NEW YORK (GenomeWeb News) – The National Institutes of Health will pump approximately $280 million over the next four years into a small molecule screening program involving nine institutions that is aimed at advancing the uses for chemical probes in research and medicine, NIH said today.
Coordinated along with the National Human Genome Research Institute and the National Institute of Mental Health, the Molecular Libraries Probe Production Centers Network (MLPPCN) initiative is the second phase of the Molecular Libraries and Imaging Initiative, which was begun in 2004 under the NIH Roadmap for Medical Research program.
"This network marks a new era in academic and government research as NIH-funded scientists will have access to the tools for rapidly screening hundreds of thousands of small molecules against many novel biological assays at lower costs than previously possible," NIH Director Elias Zerhouni said in a statement.
He also said the research could yield “novel approaches to therapies and prevention, especially for rare or neglected diseases.”
NIH stated that it wants to focus on small-molecule probes because they can be targeted to “interact with one site of a cell’s chemical machinery, thus providing information on a specific step in a cascade of cell functions.”
"This collaborative effort will give academic and government researchers in the global research community robust chemical tools to understand the cellular mechanisms of disease and a much more vigorous way to identify useful biological targets," NHGRI Acting Director Alan E. Guttmacher said in a statement.

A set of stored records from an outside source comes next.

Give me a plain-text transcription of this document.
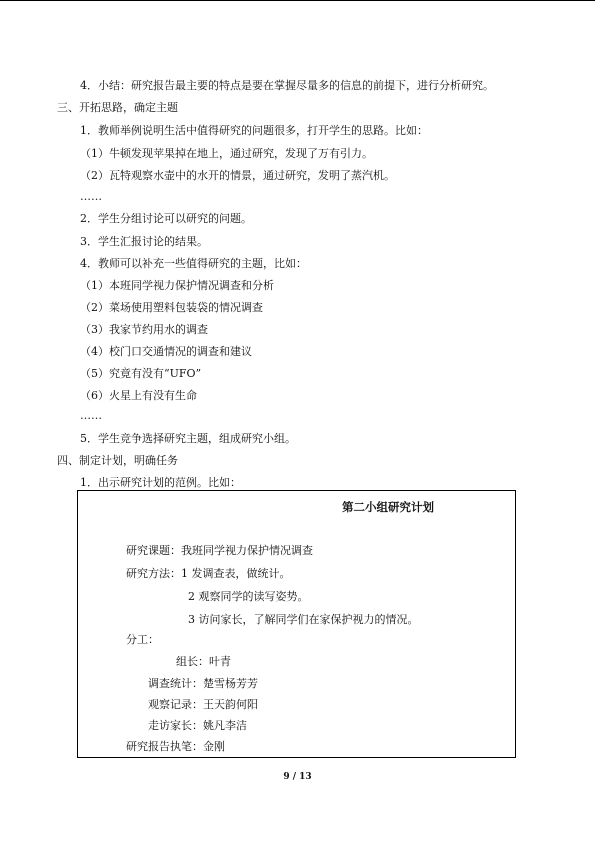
4．小结：研究报告最主要的特点是要在掌握尽量多的信息的前提下，进行分析研究。
三、开拓思路，确定主题
1．教师举例说明生活中值得研究的问题很多，打开学生的思路。比如：
（1）牛顿发现苹果掉在地上，通过研究，发现了万有引力。
（2）瓦特观察水壶中的水开的情景，通过研究，发明了蒸汽机。
……
2．学生分组讨论可以研究的问题。
3．学生汇报讨论的结果。
4．教师可以补充一些值得研究的主题，比如：
（1）本班同学视力保护情况调查和分析
（2）菜场使用塑料包装袋的情况调查
（3）我家节约用水的调查
（4）校门口交通情况的调查和建议
（5）究竟有没有“UFO”
（6）火星上有没有生命
……
5．学生竞争选择研究主题，组成研究小组。
四、制定计划，明确任务
1．出示研究计划的范例。比如：
第二小组研究计划
研究课题：我班同学视力保护情况调查
研究方法：1 发调查表，做统计。
2 观察同学的读写姿势。
3 访问家长，了解同学们在家保护视力的情况。
分工：
组长：叶青
调查统计：楚雪杨芳芳
观察记录：王天韵何阳
走访家长：姚凡李洁
研究报告执笔：金刚
9 / 13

The MLPPCN will screen a library of over 300,000 small molecules that are maintained in the Molecular Small Molecule Repository, which is located at the drug research company Biofocus DPI’s San Francisco headquarters.
The data the network generates will be made available through the National Library of Medicine’s PubChem database.
The nine centers receiving funding under the program include: $100 million to the Burnham Center for Chemical Genomics, La Jolla, Calif.; $86 million to the Broad Institute Comprehensive Screening Center, Cambridge, Mass.; $51 million to the National Institutes of Health Chemical Genomics Center, Bethesda, Md.; $88 million to the Comprehensive Center for Chemical Probe Discovery and Optimization at Scripps, La Jolla, Calif.; $16.2 million to the Johns Hopkins Ion Channel Center, Baltimore; $14.7 million to the Southern Research Specialized Biocontainment Screening Center, Birmingham, Ala.; $15.6 million to the University of New Mexico Center for Molecular Discovery, Albuquerque, N.M.; $20.2 million to the University of Kansas Specialized Chemistry Center, Lawrence, Kan.; and $17.4 million to the Vanderbilt Specialized Chemistry Center for Accelerated Probe Development, Nashville, Tenn.
NIH did not announce the amount of funding it will grant to each center, but the Burnham Institute said in a statement that it has been awarded a total of $97.9 million over the coming four years. Burnham has been involved in the pilot phase of the ML for three years.